We don’t like Trump, and it’s fun to heap on negative metaphors, but the use of these pseudo-diagnostic labels is not very illuminating.
Uncle Cosmo
@Ruckus: He went to high school at McDonogh School outside Baltimore, whic “was established as an all-white, semi-military school …The first African-American student was admitted in 1959. In 1971, the military traditions of the school were discontinued. The school became coeducational in 1975.” One of my closer friends graduated from McDonogh the year after Bolton; he tells me the Walrus was a whackjob even then.
Enhanced Voting Techniques
@Brachiator:
Trump is a walking example of the Dunning–Kruger effect, he ignores all information that contradicts the narrative he wants. Walking out on negotiations works in Trump’s mind because he only remembers the time it did, not the times the other person told Trump to sod off and wouldn’t return his calls.
sharl
@Cheryl Rofer: The thread is dead, but the NYT had an article a couple weeks ago about the Trump-Deutsche Bank connection. A couple excerpts (Ms.
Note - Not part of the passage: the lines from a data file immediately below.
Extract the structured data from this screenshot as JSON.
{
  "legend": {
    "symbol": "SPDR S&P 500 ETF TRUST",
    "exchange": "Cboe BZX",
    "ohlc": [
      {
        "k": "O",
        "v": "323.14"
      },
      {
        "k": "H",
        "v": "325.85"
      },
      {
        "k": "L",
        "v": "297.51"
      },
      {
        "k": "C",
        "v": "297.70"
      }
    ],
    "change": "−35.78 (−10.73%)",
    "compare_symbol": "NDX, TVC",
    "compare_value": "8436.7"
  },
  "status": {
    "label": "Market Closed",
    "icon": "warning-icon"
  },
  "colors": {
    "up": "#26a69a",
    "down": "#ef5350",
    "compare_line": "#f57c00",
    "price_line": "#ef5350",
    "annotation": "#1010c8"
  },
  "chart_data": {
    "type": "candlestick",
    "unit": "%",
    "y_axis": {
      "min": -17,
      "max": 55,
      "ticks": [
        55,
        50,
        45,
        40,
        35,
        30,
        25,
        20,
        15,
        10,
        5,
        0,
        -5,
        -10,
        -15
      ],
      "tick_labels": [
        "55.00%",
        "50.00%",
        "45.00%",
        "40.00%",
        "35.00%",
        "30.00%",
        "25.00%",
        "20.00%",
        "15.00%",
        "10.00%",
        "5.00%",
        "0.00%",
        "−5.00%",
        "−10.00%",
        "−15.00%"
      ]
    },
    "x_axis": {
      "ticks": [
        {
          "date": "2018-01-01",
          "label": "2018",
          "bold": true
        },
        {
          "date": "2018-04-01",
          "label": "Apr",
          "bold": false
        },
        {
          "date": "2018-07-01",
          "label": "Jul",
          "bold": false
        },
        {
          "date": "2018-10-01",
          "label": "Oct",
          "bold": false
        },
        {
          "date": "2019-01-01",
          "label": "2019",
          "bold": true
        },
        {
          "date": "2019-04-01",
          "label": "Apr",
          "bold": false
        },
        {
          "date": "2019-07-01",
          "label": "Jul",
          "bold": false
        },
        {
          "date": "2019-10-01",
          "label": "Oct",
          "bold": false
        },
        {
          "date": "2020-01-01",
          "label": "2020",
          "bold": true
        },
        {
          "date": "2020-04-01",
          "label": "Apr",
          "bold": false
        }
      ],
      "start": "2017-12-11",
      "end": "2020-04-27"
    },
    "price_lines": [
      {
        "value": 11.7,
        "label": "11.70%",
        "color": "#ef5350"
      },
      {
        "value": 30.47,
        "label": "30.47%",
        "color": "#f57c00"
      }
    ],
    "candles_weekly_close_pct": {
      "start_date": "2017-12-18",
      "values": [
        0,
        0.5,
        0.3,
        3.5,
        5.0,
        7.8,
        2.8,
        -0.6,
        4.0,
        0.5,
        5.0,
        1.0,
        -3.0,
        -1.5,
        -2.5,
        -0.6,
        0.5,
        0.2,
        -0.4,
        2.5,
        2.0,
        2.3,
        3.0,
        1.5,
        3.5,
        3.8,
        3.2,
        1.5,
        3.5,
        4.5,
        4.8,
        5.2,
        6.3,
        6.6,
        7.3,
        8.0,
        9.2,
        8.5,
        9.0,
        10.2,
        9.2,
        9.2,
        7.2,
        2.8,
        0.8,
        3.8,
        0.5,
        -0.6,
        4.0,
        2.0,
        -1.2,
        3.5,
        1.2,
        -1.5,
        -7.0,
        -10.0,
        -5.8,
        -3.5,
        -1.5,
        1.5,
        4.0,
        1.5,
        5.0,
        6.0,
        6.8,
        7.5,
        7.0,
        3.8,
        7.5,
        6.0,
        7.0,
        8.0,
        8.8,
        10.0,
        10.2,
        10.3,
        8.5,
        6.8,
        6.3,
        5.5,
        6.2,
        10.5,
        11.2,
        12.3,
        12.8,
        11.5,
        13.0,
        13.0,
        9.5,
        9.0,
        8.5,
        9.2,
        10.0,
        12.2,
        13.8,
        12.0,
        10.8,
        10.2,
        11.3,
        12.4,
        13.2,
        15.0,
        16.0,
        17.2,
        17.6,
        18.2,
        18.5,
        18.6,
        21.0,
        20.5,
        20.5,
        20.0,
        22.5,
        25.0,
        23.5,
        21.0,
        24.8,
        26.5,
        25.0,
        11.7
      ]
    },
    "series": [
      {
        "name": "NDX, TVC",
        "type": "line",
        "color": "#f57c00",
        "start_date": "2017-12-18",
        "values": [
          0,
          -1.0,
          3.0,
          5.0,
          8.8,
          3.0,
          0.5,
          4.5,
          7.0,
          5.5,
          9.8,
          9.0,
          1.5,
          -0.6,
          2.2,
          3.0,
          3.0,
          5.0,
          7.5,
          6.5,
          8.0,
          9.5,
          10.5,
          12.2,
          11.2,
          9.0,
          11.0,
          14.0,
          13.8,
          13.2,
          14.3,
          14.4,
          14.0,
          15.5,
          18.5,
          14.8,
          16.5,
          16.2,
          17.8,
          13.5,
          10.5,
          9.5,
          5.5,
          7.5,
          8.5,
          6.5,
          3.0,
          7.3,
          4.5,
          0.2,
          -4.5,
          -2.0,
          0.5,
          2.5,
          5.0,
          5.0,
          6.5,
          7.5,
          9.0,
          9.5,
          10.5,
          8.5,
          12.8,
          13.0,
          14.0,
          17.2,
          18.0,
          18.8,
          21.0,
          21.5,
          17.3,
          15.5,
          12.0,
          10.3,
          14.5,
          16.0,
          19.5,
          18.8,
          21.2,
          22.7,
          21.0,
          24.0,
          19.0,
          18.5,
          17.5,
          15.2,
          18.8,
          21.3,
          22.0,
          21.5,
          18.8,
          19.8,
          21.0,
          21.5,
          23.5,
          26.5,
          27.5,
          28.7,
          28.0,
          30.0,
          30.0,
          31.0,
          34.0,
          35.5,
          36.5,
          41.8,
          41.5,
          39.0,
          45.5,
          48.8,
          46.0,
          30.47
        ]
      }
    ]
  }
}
Vrablic of Deutsche Bank was the lead liaison to Trump):
…
There’s quite a bit more (it’s a fairly long article), but you get the idea. Trump (being Trump) meets a bank department with marching orders to drum up business, damn the risks and warnings. I hope Elijah Cummings and his committee make those bankers thoroughly miserable (although many of the bank officials responsible for the bad Trump deals are no longer with DB).
Captain C
@Brachiator: Kiss up, kick down.
trnc
@Brachiator:
It was the 80’s so it may have predated his financial reliance on Russia. From the article:
And, of course, it wasn’t that long ago that he was calling Kim “little rocket man.”
trnc
@hoodie:
Which would explain why he had to file fraudulent forms to banks.
jonas
@Cheryl Rofer:
When you’re swimming in money from Russian oligarchs that needs laundering, there are worse things to do with it than lending it at high interest to a blustering New York jackass for his vanity projects.